En las interacciones de antagonismo se produce una disminución del efecto de los fármacos. Desde el punto de vista clínico el peligro que comportan es la ineficacia de uno o de los dos fármacos implicados en la interacción.

Atendiendo al conocimiento que se tenga sobre ellas, se pueden clasificar en: interacciones conocidas o desconocidas. Existe la sospecha colectiva de que las primeras son las menos y las segundas son las más numerosas pero debido a este desconocimiento la mayor parte de las veces pueden pasar desapercibidas.

Dependiendo de las consecuencias que produzcan las interacciones pueden ser: beneficiosas, banales o perjudiciales.

En ocasiones pueden buscarse interacciones que potencien la acción de un fármaco mediante otro que produzca los mismos efectos pero por distinto mecanismo de acción. Esta forma de actuar permite disminuir las dosis de cada uno de ellos y evitar efectos secundarios. Sería el típico ejemplo de una interacción beneficiosa. La mayor parte de las veces las interacciones suelen ser perjudiciales porque o producen efectos tóxicos o si son antagónicas pueden hacer caer el tratamiento farmacológico dentro de parámetros ineficaces.

También en base a su conocimiento las interacciones pueden clasificarse en previsibles o no previsibles.

Atendiendo a su naturaleza pueden clasificarse en interacciones: farmacodinámicas, farmacocinéticas o farmacéuticas.

Si se tiene en cuenta su repercusión clínica pueden ser: muy graves, graves, leves o sin trascendencia.

Atendiendo a su frecuencia de aparición pueden ser: muy frecuentes, frecuentes, de baja frecuencia o raras.

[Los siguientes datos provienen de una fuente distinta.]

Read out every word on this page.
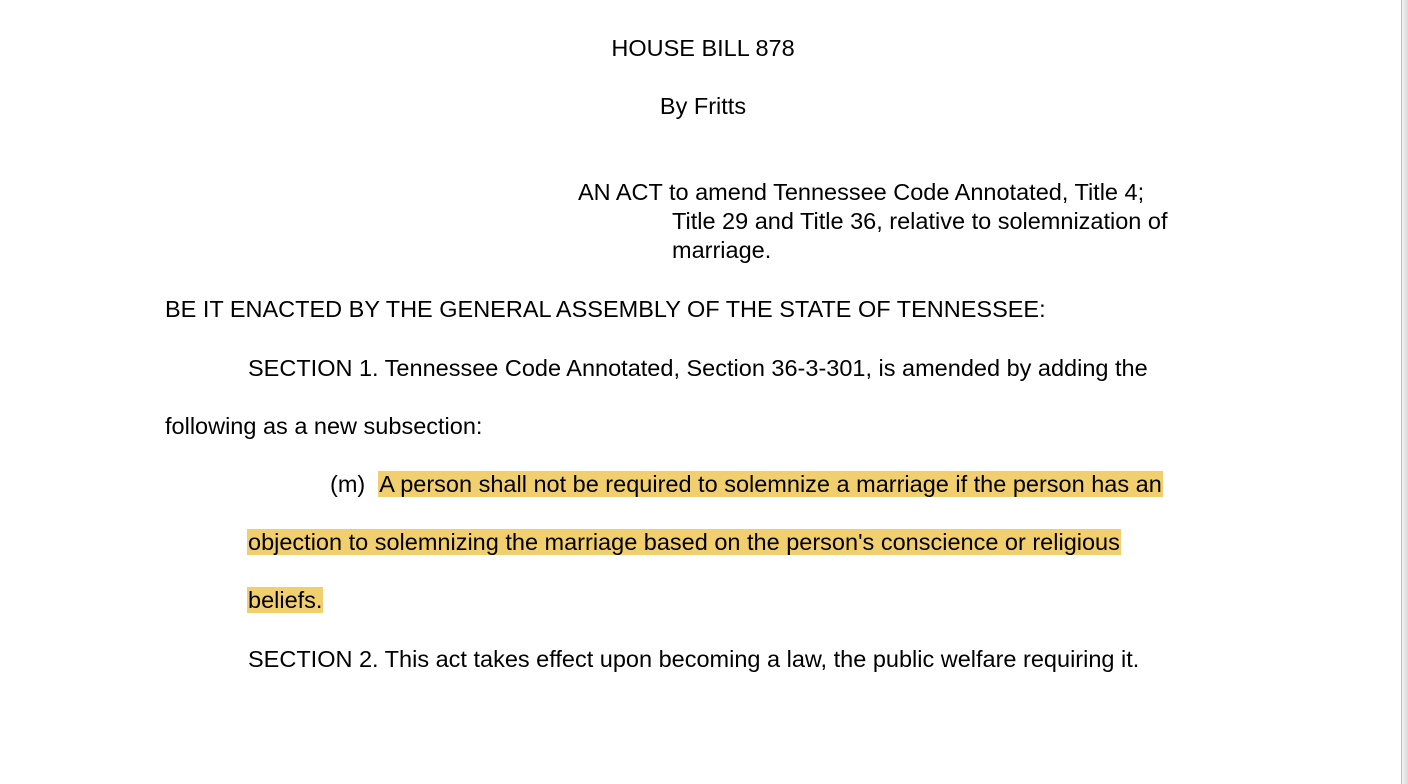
HOUSE BILL 878
By Fritts
AN ACT to amend Tennessee Code Annotated, Title 4;
Title 29 and Title 36, relative to solemnization of
marriage.
BE IT ENACTED BY THE GENERAL ASSEMBLY OF THE STATE OF TENNESSEE:
SECTION 1. Tennessee Code Annotated, Section 36-3-301, is amended by adding the
following as a new subsection:
(m) A person shall not be required to solemnize a marriage if the person has an
objection to solemnizing the marriage based on the person's conscience or religious
beliefs.
SECTION 2. This act takes effect upon becoming a law, the public welfare requiring it.
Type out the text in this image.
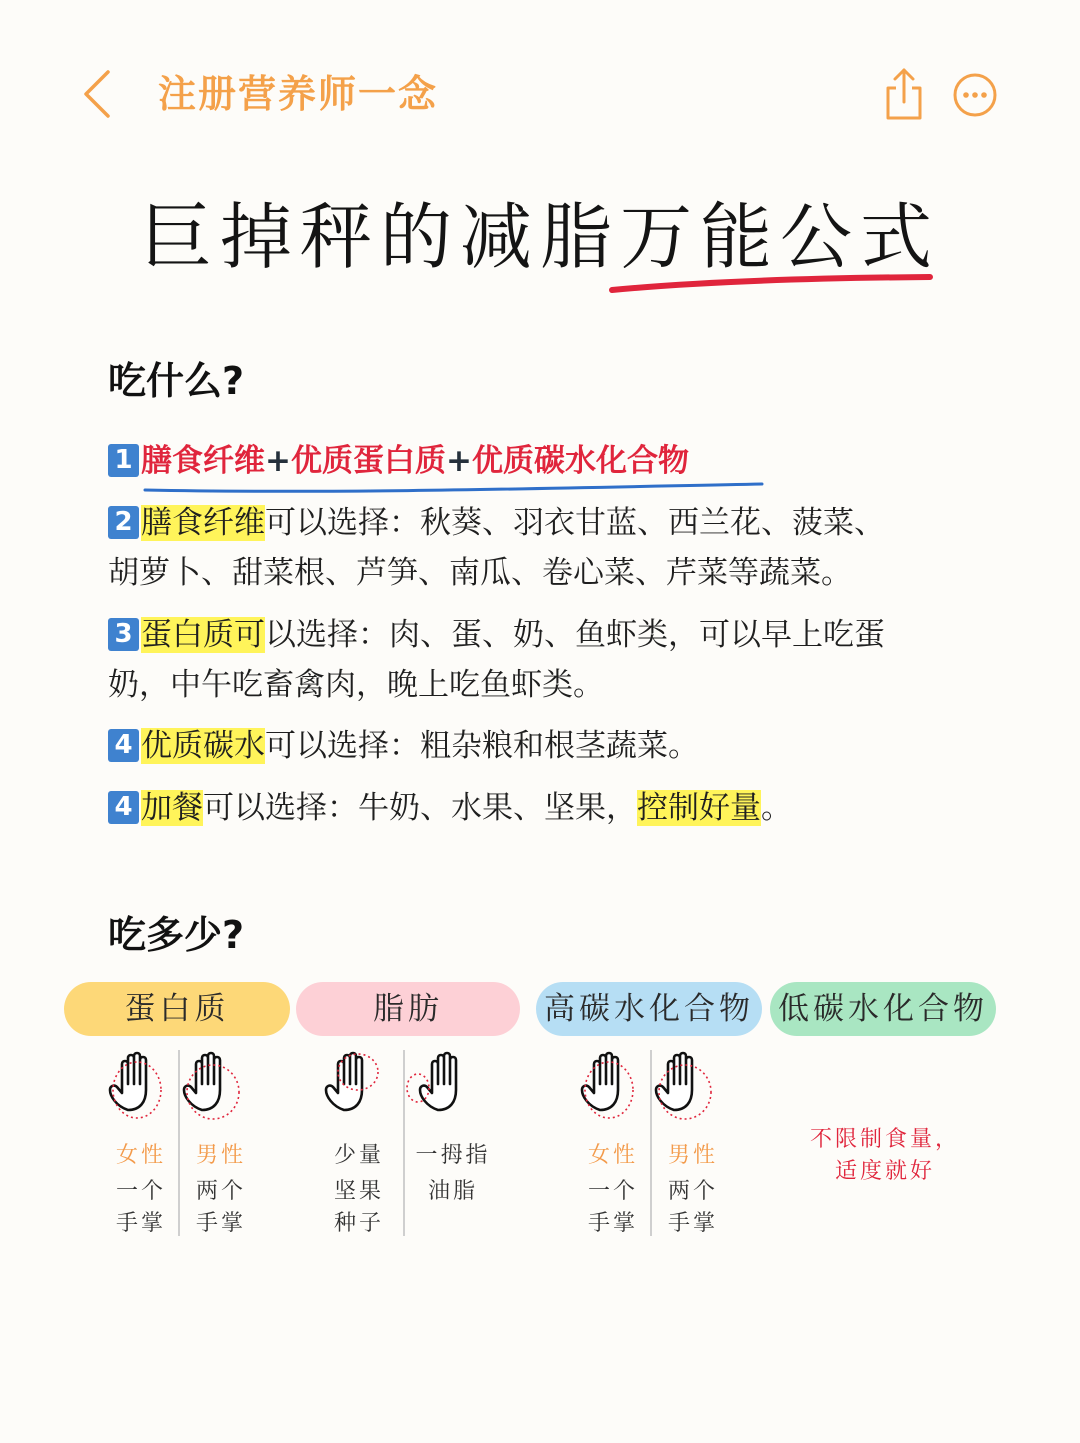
注册营养师一念
巨掉秤的减脂万能公式
吃什么?
1 膳食纤维+优质蛋白质+优质碳水化合物
2 膳食纤维可以选择：秋葵、羽衣甘蓝、西兰花、菠菜、
胡萝卜、甜菜根、芦笋、南瓜、卷心菜、芹菜等蔬菜。
3 蛋白质可以选择：肉、蛋、奶、鱼虾类，可以早上吃蛋
奶，中午吃畜禽肉，晚上吃鱼虾类。
4 优质碳水可以选择：粗杂粮和根茎蔬菜。
4 加餐可以选择：牛奶、水果、坚果，控制好量。
吃多少?
蛋白质	脂肪	高碳水化合物 低碳水化合物
女性
一个
手掌
男性
两个
手掌
少量
坚果
种子
一拇指
油脂
女性
一个
手掌
男性
两个
手掌
不限制食量，
适度就好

Como es lógico, muchas veces estas clasificaciones se imbrican y así las interacciones frecuentes o muy frecuentes son las más conocidas y por lo tanto son las más previsibles y además suelen tener pocas repercusiones clínicas porque se toman medidas previas frente a ellas.

Aspectos generales

Determinados tipos de fármacos dan lugar con más frecuencia a la aparición de interacciones por lo que conviene tenerlos bajo sospecha siempre que se vayan a utilizar. En este sentido hay fármacos que producen la interacción y fármacos que son objeto de la interacción

Por otra parte, los fármacos que son más susceptibles de sufrir una interacción son los que tienen un margen terapéutico muy estrecho. Es decir, los que sus dosis terapéuticas están muy próximas a las dosis tóxicas o ineficaces o los que pequeños cambios en su concentración plasmática dan lugar a cambios importantes, desde el punto de vista clínico, de sus efectos.

También pertenecen a este apartado los fármacos que tienen alta afinidad por las proteínas plasmáticas, como es el caso de los antidiabéticos orales, y los que utilizan vías de metabolización o de eliminación que pueden ser modificadas frecuentemente por otros fármacos.